Huzûruna varınca, önceleri iltifat görmedi. Sonra huzûra kabûl edildi
ve Zünnûn-i Mısrî hazretlerine bir sene hizmet etti. Bir gün ona; “Ey
üstâd, sana bir sene hizmet ettim, artık hakkımı vermen gerekir. Senin
İsm-i âzamı bildiğini söylediler. Onu, benden iyi emânet edeceğin bir
başka kimse olmayacağını bilirsin.” dedi. Sükût etti. Ona cevap
vermedi. Altı ay sonra bir tabağa konmuş ve bir mendile sarılmış bir
şey çıkardı. Ona; “Fustat’ta bulunan falan dostumuzu bilirsin değil
mi?” diye sorunca; “Evet.” dedi. Zünnûn hazretleri ona; “İşte bunu ona
götür.” dedi. O da sarılı tabağı aldı, giderken; “Zünnûn-i Mısrî gibi
bir zât hediye gönderiyor. Acabâ nedir, ne kadar kıymetlidir?” diye
düşündü. Merakını yenemeyerek tabağı açtı. İçinden bir fare fırladı ve
kaçıp kayboldu. Bu duruma kızarak, Zünnûn-i Mısrî'nin yanına geldi.
Zünnûn-i Mısrî ona; “Biz seni denedik. Sana bir fâre emânet ettik, ona
hıyânet ettin. Hiç sana İsm-i âzamı güvenip teslim edebilir miyim?”
dedi.
MUHABBET
Zünnûn-i Mısrî hazretleri
buyurdu ki:
“Zavallı insan, kendi Rabbini bırakıp nereye gider. Ey kardeşim dikkat
et! İnsan hangi husûsiyeti ile meleklerin mescûdû (kendisine doğru
secde edileni) olmuştur. Bu üstünlüğü yemesi sebebinden olsa, buna
ondan önce deve lâyıktır. Çünkü bir deve, elli insanın yediğini yer.
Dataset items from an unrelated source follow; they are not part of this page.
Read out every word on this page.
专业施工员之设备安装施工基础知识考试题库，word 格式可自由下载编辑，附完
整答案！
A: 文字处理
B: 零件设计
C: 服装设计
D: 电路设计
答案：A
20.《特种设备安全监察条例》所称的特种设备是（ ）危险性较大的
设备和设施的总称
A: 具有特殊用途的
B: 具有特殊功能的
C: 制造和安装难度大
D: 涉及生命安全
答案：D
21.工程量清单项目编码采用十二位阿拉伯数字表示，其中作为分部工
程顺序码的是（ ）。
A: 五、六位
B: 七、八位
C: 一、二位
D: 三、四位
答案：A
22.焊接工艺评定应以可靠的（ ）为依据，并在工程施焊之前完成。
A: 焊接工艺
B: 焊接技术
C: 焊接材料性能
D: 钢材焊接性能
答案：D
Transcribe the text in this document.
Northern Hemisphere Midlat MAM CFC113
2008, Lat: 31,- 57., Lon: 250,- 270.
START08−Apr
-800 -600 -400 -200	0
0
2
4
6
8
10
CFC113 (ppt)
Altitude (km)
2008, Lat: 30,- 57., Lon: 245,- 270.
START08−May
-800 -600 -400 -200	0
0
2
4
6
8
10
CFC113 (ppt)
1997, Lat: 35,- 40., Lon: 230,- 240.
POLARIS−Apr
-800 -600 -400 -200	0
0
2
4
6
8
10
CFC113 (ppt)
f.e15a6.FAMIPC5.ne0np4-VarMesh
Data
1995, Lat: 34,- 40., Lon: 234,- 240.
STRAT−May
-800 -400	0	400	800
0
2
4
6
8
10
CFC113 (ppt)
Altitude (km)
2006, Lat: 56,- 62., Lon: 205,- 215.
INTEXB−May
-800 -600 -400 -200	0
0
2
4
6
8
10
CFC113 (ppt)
Şehvet kuvveti sebebiyle olsa, buna eşek daha uygundur. Çünkü ondaki
şehvet kuvveti yanında, insanınki ne kalır. Belki serçenin şehvet
kuvveti bile insanınkinin birçok katıdır. Gadab ve kızgınlık sebebi ile
ise, aslan buna daha lâyıktır. Görmek kuvveti sebebi ile olsa, buna
akbaba daha uygundur. Akıl kuvveti sebebi ile ise, buna melekler daha
uygundur. Çünkü insanın aklı, meleklerin aklının yanında çok az kalır.
Eğer insanları doğru yoldan çıkarmak, kandırmak, aldatmak sebebiyle
ise, şeytan buna daha lâyıktır. Görülüyor ki, insana mahsus olan
özellikler ve meleklerin mescûdû husûsiyeti, ondaki muhabbet cevheri ve
aşk ateşidir. Bu, insanoğlundan başka hiçbir canlıya verilmemiştir.”